Mandetta surpreende e aparece no Planalto para se despedir
Foto: Marcelo Casal Jr/Agencia Brasil
O ministro da Saúde, Luiz Henrique Mandetta reconheceu ontem que está prestes a deixar cargo por divergências com o presidente Jair Bolsonaro e fez do Palácio do Planalto o palco de sua despedida do governo, em uma coletiva transmitida ao vivo pela TV.
Nos bastidores, fontes afirmam que o desligamento de Mandetta deve acontecer ainda hoje. A equipe do ministro está ciente de que sua permanência no cargo se alonga no máximo até a sexta-feira.
Com a demissão dada como certa, o ministro surpreendeu repórteres e funcionários do Palácio do Planalto ao aparecer ontem para participar do balanço diário dos casos de covid-19 no país.
A Secretaria Especial de Comunicação Social (Secom) da Presidência havia avisado aos jornalistas que não haveria perguntas no evento.
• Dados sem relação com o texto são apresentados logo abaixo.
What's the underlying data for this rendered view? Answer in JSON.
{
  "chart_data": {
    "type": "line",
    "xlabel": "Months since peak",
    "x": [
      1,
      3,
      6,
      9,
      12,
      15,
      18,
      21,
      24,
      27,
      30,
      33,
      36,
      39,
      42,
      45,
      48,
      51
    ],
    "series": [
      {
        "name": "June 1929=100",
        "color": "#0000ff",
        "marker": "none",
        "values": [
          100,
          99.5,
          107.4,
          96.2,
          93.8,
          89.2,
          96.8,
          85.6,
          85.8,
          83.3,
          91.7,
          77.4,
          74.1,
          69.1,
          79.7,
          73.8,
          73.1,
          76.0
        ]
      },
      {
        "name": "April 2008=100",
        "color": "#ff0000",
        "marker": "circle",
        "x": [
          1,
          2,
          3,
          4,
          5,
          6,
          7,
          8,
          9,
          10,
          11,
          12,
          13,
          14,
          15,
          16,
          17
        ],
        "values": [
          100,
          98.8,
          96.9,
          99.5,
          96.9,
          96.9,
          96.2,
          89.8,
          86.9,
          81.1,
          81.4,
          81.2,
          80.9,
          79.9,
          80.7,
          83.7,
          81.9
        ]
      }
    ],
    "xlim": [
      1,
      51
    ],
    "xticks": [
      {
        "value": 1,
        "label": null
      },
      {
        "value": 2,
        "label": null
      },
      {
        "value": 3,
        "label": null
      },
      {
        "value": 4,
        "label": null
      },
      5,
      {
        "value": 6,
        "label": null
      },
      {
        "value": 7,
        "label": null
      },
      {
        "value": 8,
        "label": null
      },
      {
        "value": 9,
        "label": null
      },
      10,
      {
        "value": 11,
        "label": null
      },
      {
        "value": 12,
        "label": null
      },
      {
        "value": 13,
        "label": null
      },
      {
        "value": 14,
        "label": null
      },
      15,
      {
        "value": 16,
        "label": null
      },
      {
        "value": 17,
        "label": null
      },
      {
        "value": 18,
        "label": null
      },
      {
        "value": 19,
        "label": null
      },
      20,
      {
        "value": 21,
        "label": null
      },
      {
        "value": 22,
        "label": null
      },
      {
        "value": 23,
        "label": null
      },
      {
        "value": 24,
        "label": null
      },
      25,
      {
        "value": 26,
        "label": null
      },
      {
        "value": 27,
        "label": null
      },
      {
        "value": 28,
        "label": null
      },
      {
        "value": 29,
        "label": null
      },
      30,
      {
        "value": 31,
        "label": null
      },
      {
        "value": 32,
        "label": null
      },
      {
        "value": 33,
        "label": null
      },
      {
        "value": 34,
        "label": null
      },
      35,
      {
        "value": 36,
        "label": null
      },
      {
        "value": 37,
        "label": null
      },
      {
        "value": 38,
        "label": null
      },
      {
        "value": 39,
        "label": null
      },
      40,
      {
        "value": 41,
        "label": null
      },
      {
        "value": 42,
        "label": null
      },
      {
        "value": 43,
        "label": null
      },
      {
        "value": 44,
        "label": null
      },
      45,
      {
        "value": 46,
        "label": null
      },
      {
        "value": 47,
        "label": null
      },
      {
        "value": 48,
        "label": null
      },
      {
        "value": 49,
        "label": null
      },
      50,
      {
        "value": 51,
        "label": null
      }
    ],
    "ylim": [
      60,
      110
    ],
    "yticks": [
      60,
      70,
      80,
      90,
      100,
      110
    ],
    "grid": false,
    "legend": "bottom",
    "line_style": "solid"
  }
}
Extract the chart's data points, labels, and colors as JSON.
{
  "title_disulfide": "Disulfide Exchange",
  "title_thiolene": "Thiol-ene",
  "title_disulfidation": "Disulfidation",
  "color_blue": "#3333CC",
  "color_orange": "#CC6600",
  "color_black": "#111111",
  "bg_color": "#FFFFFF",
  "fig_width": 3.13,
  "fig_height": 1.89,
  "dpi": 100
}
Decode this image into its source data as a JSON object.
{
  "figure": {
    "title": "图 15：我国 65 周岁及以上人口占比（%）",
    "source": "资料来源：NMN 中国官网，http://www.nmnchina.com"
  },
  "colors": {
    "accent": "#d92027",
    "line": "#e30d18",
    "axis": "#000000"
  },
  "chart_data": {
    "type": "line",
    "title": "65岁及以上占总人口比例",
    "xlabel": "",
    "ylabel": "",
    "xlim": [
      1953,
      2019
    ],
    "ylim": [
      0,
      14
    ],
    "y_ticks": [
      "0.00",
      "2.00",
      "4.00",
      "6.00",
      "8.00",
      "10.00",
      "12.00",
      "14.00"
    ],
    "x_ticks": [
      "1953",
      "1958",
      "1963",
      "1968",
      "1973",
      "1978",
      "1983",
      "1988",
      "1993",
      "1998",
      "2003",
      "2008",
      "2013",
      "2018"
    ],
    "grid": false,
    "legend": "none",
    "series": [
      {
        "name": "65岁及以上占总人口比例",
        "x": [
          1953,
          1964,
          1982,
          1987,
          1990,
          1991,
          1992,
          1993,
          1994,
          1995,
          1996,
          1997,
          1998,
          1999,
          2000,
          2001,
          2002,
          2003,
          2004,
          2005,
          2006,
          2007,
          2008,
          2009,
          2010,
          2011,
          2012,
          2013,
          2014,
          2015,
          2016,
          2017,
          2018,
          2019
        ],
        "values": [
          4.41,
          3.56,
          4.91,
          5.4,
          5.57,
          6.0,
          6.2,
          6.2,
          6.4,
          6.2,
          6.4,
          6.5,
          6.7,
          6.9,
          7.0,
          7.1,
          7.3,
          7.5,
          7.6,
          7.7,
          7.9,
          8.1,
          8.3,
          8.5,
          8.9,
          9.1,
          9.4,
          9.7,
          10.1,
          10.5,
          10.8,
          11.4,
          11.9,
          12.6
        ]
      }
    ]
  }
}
Mas Mandetta transformou o que seria uma divulgação burocrática de dados com perguntas pré-enviadas por e-mail em uma entrevista coletiva dinâmica e com vários pontos polêmicos.
“Eu não estou ministro por obra de nada diferente do que do presidente. E ele claramente externa que quer um outro tipo de posição por parte do Ministério da Saúde, que eu, baseado no que nós recebemos, baseado em ciência, tenho esse caminho para oferecer”, afirmou. “Fora desse caminho, tem que achar alternativas. E tem muita gente muito boa, gente muito experiente.”
Mandetta aproveitou para cutucar o deputado federal Osmar Terra (MDB-RS), que foi flagrado em uma conversa com o ministro Onyx Lorenzoni (Cidadania) defendendo a sua demissão. Na mesma fala, criticou a defesa feita pelo presidente do chamado isolamento vertical – de pessoas idosas ou com doenças crônicas.
“Isso [desentendimento com Bolsonaro] é uma coisa pública. Não é só o presidente. Existem outras pessoas. Eu tenho ex-secretários de Saúde que verbalizam diariamente que acham que o caminho é outro, [como] o deputado Osmar Terra”, disse. “Existem pessoas que criam essas teorias de vertical, horizontal, não sei de onde vêm essas ondulações.”
Em uma espécie de balanço de sua gestão, Mandetta disse ainda que “até aqui, nós fizemos um trabalho muito elogiado por Banco Mundial, Organização Mundial da Saúde, os números [de mortes] que nós conseguimos domar, nós achamos que está bem”.
Ele também anunciou que não aceitava a demissão pedida horas antes pelo secretário nacional de Vigilância, Wanderson de Oliveira, que estava ao seu lado. “Entramos no ministério juntos, estamos no ministério juntos e sairemos do ministério juntos”, disse.
Também à mesa, o secretário-executivo da pasta, João Gabbardo, disse que não aceitaria substituir Mandetta caso fosse convidado por Bolsonaro, como vinha sendo especulado até então.
“Eu conheci o ministro Mandetta em dezembro de 2018. Eu fui convidado na transição […] e eu tenho um compromisso com o ministro Mandetta. “O dia em que ele sair, eu saio com ele”, afirmou. “Eu entrei no Ministério da Saúde em 1981. Ano que vem eu completo 40 anos de Ministério da Saúde. Eu não vou jogar no lixo esse meu patrimônio.”
Gabbardo ponderou que continuaria no posto “durante todo o tempo que for necessário para fazer a transição com toda a tranquilidade” – algo que Wanderson também disse que faria.
Na entrevista, Mandetta também criticou o uso indiscriminado da hidroxicloroquina, defendida por Bolsonaro como uma solução para a covid-19.
“Ou você se baseia na ciência ou fica no ‘eu acho’, ‘na minha experiência’, ‘eu tenho visto muitos casos’, ‘a impressão que eu tenho’”, disse. “Em ciência é a pior evidência, os estudos de relatos de caso são os mais frágeis.”
Horas antes da coletiva, em conversa com deputados da comissão externa que debate ações de combate ao coronavírus, Mandetta, afirmou ontem estar consciente de que será dispensado assim que o presidente Jair Bolsonaro definir seu sucessor. Filiado ao DEM, ele disse que está deixando “tudo organizado” para que seu substituto assuma a pasta sem ter a necessidade de um longo período de adaptação.